The Ducks might be fine without Carrington, Devon Allen (injured on the first play of the Rose Bowl), Bralon Addison (out for year), and Pharaoh Brown (injured, Utah), but it leaves running back/receiver hybrid Byron Marshall as the team’s top remaining target. Dwayne Stanford, who has six touchdowns on the season, Keanon Lowe (four), Charles Nelson (five) and tight end Evan Baylis (one) round out the main ranks.

Maybe coach Mark Helfrich is right about what he told ESPN.

"Whatever our situation is, that’s a strength, that’s an advantage for us," he said.
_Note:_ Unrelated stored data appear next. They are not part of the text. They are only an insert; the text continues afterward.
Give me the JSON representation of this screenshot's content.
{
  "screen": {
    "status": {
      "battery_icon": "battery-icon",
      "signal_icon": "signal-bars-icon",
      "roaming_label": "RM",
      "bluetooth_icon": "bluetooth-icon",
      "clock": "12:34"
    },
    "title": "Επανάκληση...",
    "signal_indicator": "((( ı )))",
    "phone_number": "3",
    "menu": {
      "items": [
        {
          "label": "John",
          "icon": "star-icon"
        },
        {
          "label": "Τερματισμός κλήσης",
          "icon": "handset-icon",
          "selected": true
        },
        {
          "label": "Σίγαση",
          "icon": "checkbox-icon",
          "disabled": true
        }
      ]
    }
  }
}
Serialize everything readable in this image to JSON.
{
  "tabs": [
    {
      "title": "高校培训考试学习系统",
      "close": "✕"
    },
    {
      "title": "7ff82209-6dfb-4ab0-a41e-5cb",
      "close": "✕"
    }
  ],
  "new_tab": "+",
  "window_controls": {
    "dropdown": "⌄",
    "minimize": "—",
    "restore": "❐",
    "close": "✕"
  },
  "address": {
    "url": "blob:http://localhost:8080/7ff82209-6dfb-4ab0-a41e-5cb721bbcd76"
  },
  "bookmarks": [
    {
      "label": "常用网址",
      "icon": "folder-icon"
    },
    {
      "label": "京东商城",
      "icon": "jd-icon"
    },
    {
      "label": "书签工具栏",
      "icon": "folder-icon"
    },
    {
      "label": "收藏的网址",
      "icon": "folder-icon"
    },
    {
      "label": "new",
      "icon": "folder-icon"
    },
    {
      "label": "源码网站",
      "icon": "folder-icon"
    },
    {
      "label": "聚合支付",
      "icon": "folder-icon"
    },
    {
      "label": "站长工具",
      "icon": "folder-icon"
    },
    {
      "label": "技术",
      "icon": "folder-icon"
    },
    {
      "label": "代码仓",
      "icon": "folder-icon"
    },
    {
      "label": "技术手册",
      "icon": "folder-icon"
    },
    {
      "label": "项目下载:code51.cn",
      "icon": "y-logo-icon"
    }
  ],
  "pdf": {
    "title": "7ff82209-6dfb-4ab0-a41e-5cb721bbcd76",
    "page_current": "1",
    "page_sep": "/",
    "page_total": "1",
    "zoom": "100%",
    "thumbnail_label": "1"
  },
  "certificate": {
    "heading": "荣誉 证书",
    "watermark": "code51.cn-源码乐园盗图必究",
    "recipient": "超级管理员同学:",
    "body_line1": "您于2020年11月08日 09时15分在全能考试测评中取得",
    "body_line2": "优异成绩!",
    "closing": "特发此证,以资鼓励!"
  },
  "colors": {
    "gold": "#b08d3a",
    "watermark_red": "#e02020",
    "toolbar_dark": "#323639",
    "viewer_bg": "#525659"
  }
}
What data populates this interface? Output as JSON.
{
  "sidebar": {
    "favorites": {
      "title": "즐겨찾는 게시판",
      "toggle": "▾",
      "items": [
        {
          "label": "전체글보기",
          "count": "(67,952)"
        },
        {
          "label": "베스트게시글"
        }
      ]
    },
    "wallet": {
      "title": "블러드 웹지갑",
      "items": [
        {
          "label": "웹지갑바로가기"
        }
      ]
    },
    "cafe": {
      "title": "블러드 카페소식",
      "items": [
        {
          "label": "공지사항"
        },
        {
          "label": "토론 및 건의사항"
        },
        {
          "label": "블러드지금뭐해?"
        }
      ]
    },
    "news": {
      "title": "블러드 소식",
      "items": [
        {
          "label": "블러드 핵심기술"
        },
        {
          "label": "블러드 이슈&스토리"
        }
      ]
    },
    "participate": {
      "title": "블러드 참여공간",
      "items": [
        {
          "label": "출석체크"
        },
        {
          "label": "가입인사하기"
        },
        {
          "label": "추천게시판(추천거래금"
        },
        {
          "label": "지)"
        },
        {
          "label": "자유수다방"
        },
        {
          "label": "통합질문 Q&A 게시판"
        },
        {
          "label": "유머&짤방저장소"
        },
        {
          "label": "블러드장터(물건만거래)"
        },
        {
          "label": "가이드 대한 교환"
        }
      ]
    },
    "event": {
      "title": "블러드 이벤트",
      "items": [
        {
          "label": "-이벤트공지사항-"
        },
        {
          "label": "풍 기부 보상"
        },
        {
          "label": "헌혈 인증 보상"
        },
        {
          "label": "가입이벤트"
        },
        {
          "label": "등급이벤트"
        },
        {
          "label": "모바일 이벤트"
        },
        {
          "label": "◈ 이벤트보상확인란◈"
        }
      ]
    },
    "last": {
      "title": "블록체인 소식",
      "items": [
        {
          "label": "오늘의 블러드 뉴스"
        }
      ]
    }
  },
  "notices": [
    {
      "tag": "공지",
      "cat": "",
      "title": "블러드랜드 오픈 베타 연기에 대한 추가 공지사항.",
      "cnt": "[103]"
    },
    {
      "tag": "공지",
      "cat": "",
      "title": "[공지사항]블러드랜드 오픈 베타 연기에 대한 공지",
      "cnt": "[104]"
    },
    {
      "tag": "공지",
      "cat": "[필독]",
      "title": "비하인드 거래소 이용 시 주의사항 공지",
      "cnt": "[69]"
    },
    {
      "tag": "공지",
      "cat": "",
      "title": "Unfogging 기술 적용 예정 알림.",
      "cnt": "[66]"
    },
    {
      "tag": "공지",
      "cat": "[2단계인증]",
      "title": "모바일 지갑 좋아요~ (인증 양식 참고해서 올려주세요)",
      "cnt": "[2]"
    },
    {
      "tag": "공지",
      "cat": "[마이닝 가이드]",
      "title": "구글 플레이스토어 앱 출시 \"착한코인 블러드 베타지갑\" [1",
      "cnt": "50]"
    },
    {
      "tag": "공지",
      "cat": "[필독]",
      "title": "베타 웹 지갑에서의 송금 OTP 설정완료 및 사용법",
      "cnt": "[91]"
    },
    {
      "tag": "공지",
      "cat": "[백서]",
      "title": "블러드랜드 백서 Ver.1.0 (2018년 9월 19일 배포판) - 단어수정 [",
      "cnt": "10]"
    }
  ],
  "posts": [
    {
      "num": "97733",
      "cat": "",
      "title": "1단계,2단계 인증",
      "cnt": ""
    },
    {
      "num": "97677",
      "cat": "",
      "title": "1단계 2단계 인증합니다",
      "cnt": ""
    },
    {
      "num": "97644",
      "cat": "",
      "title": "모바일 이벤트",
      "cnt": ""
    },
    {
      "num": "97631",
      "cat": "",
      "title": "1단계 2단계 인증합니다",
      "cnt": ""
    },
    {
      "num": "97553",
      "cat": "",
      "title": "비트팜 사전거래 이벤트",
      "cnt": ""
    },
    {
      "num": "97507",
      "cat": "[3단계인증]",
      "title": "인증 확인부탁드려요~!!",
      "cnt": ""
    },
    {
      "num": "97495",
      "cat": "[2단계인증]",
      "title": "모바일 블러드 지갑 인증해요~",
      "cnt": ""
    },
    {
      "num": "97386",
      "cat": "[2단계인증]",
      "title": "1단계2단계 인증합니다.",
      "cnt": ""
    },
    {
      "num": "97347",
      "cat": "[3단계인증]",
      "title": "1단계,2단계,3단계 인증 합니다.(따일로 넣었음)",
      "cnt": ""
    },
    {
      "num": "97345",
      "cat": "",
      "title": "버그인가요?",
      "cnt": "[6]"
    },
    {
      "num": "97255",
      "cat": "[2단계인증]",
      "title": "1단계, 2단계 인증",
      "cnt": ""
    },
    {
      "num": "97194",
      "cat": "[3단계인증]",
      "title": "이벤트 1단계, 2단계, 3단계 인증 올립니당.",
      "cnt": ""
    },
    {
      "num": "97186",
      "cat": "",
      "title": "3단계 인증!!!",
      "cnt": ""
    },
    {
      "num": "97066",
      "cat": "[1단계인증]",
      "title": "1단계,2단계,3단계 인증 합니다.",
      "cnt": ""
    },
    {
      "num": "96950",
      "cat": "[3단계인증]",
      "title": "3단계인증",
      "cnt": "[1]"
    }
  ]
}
What other way can he think now?

Ohio State has dominated this series, running up an 8-0 record against Oregon, but no player from either of those teams will be on the field.

The last time they met was the 2010 Rose Bowl, while this will be the third ever post-season matchup. The Buckeyes do not play a football game anywhere on earth without a cacophonous backdrop of scarlet and gray menacing the field, and the Ducks should expect a loud Ohio State crowd at Jerry’s World. But Oregon might have a large contingent of its own, those traveling in opposite of the old migration route from the Willamette Valley east to see the apotheosis of an odyssey began by the Ducks in 1995.

When Nike revealed the national championship game uniforms, I got the uneasy feeling that the Ducks would be at the almost unheard of disadvantage in terms of threads. While Ohio State has an amplified version of its traditional, classical look, the Ducks are wearing stark white, gray and chrome. The only other time I remember being non-plussed by an Oregon big game uniform was the 2010 Rose Bowl when they came out in white helmets, gray pants and a forest green jersey that was several shades lighter than their traditional green.

It would be strange to see a team so widely known for its unique yellow and green pairing win its first national title in white and gray, but in the end, it will not be the uniforms that matter. For both schools it has been a long journey, and after Monday night, one of them will have to dust off and try again.